Eastway, 762 F.2d at 250. See Walentas v. Upper, 862 F.2d 414, 418-20 (2d Cir.1988), cert. denied, 490 U.S. 1021, 109 S.Ct. 1747, 104 L.Ed.2d 183 (1989) (where contractor “had no legitimate claim of entitlement to be named developer of the project, the district court correctly ruled that Wal-entas stated no claim against Lipper for deprivation of a constitutionally protected *220property interest in violation of section 1983”); S & D Maintenance Co. v. Goldin, 844 F.2d 962, 967 (2d Cir.1988) (“we hesitate to extend the doctrine further to con-stitutionalize contractual interests that are not associated with any cognizable status of the claimant beyond its temporary role as a governmental contractor”). The First Circuit is in accord with the Second Circuit’s reasoning. See Boston Environmental Sanitation Inspectors Ass’n v. Boston, 794 F.2d 12 (1st Cir.1986); Casey v. Depetrillo, 697 F.2d 22, 23 (1st Cir.1983) (no section 1983 claim where complaint alleges a breach of contract claim “for which the state provides a complete and adequate remedy”); Bleeker v. Dukakis, 665 F.2d 401 (1st Cir.1981); Jimenez v. Almodóvar, 650 F.2d 363, 370 (1st Cir.1981) (“mere breach of contractual right is not a deprivation of property without constitutional due process of law”).

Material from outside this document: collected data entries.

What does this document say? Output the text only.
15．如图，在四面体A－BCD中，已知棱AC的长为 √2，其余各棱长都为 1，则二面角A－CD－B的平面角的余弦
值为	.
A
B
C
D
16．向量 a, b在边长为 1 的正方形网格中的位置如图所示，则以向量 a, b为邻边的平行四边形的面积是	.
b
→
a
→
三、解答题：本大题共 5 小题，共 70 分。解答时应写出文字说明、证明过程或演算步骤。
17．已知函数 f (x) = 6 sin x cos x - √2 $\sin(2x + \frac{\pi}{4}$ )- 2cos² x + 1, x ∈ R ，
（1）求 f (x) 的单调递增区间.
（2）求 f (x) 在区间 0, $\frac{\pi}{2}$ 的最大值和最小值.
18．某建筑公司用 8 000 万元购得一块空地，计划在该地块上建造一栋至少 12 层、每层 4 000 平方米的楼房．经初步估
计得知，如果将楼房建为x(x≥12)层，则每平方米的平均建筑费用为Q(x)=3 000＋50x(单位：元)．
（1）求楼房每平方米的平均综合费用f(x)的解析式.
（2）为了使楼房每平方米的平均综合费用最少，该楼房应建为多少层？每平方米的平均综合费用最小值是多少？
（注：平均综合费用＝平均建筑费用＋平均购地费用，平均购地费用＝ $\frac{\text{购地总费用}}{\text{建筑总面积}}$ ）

Like the cases cited above, plaintiffs come to this court alleging facts which appear to make out a breach of contract and/or a tortious interference with contract claim. They attempt to “clothe” these state law claims with a constitutional “garment” by simply alleging civil rights violations. Stripped down, however, plaintiffs’ “civil rights” violation is nothing more than an overly-dressed state law claim.

Finally, in Eastway, the court concluded that while the district court had relied on affidavits and so disposed of the claim by granting summary judgment, “it would have been equally proper to dismiss the civil rights count for failure to state a claim, pursuant to Rule 12(b)(6).” Eastway, 762 F.2d at 250. We concur and dismiss plaintiffs’ section 1983 claim pursuant to Fed.R.Civ.P. 12(b)(6).

B. Pendent State Claim

We have dismissed plaintiffs’ section 1983 claim and it formed the sole basis for federal jurisdiction. We, therefore, dismiss plaintiffs’ remaining state law claim.

III.

Conclusion

Because we find that plaintiffs’ complaint alleges no cognizable section 1983 claim, we DISMISS plaintiffs’ first cause of action.

Since there remains no basis for the exercise of federal jurisdiction, we DISMISS plaintiffs’ remaining state law claim.

IT IS SO ORDERED.

. Defendant PRTC officials named in the Amended Complaint are Pedro Galarza, former President, Héctor Lugo, Corporate Officer in Charge of Security, Nelson Vélez, Western Regional Director, José Rodríguez, Legal Counsel, Jorge Naranjo, Director of Security, José Luis Cruz, Southern Regional Director of Maintenance, Ildefonso Camacho, Interim Manager of Maintenance for the Southern Region, and Fa-bio Garcia, President.